2. Nuages de mots associés à la « banlieue » dans le corpus presse (Gaudin, 2014)

Sans adjectivisation, le procédé fonctionne également comme une atténuation puisque celui-ci n’est alors pas qualifié de « pauvre » ni de « dégradé ». Par exemple, dans cet extrait, « vingt ans de politique de la ville n’ont pourtant pas résolu la situation des quartiers… » (Libération, 17/12/2005), nul besoin de précision : le lecteur saisit les implicites de cette désignation identifiant les territoires de la géographie prioritaire.

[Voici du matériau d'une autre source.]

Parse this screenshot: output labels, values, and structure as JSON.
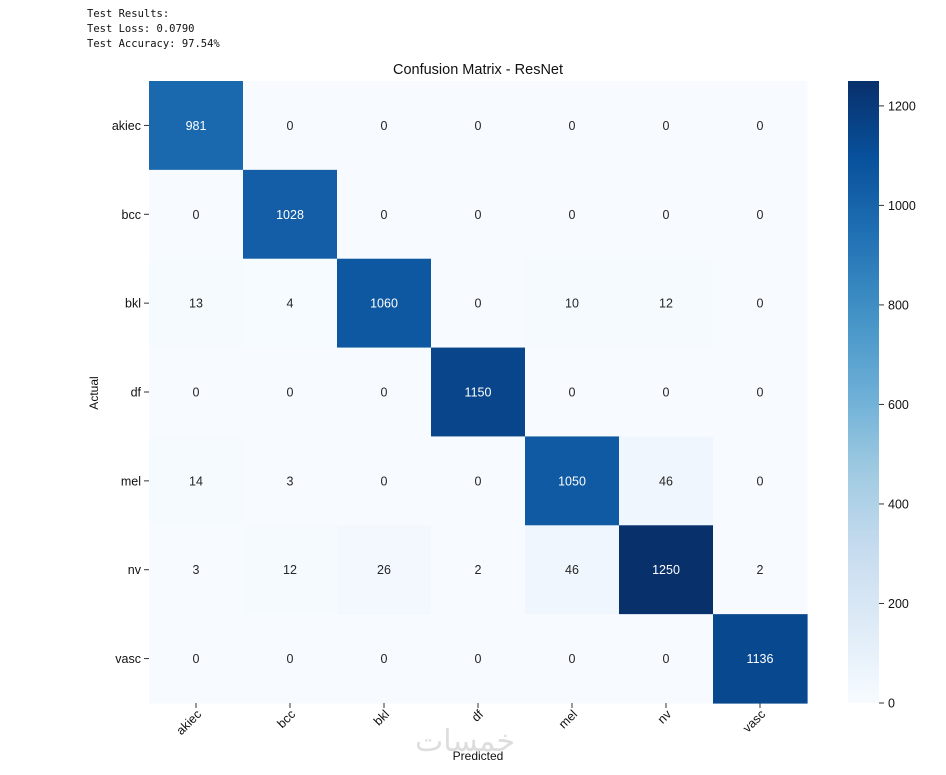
{
  "results": {
    "heading": "Test Results:",
    "loss": "Test Loss: 0.0790",
    "accuracy": "Test Accuracy: 97.54%"
  },
  "watermark": "خمسات",
  "chart_data": {
    "type": "heatmap",
    "title": "Confusion Matrix - ResNet",
    "xlabel": "Predicted",
    "ylabel": "Actual",
    "x_categories": [
      "akiec",
      "bcc",
      "bkl",
      "df",
      "mel",
      "nv",
      "vasc"
    ],
    "y_categories": [
      "akiec",
      "bcc",
      "bkl",
      "df",
      "mel",
      "nv",
      "vasc"
    ],
    "values": [
      [
        981,
        0,
        0,
        0,
        0,
        0,
        0
      ],
      [
        0,
        1028,
        0,
        0,
        0,
        0,
        0
      ],
      [
        13,
        4,
        1060,
        0,
        10,
        12,
        0
      ],
      [
        0,
        0,
        0,
        1150,
        0,
        0,
        0
      ],
      [
        14,
        3,
        0,
        0,
        1050,
        46,
        0
      ],
      [
        3,
        12,
        26,
        2,
        46,
        1250,
        2
      ],
      [
        0,
        0,
        0,
        0,
        0,
        0,
        1136
      ]
    ],
    "colorbar": {
      "min": 0,
      "max": 1250,
      "ticks": [
        0,
        200,
        400,
        600,
        800,
        1000,
        1200
      ],
      "colormap": "Blues",
      "low_color": "#f7fbff",
      "high_color": "#08306b"
    },
    "annotations": true,
    "grid": false
  }
}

À l’inverse, on retrouve de manière assez fréquente un renvoi elliptique au territoire d’intervention. Soit par un jeu d’échelles permettant de cibler un espace précisément au sein du quartier soit que celui-ci soit intégré à l’ensemble du territoire urbain ou puisse encore évoquer globalement « les territoires de la politique de la ville », « les quartiers rénovés » (Libération, 17/10/2006), ou bien aussi d’englober le projet de rénovation dans le projet urbain : « La rénovation urbaine de la ville se poursuit » (Le Télégramme, 14/10/2010), « À terme, c’est l’image de toute la ville qui va changer » (Le Télégramme, 06/10/2010). Ce faisant, « le quartier » est désigné dans sa globalité et dans une apparente homogénéité qui est bien éloignée de la réalité. Les quartiers, étant le plus souvent composés de complexes mosaïques sociales et spatiales (Kokoreff, 2003), sont bien différents les uns des autres (Vieillard-Baron, 2001). La diversité est ainsi occultée en élargissant et en anonymant les lieux pour parler du « projet d’ensemble de rénovation du quartier HLM » (Le Télégramme, 09/02/2008).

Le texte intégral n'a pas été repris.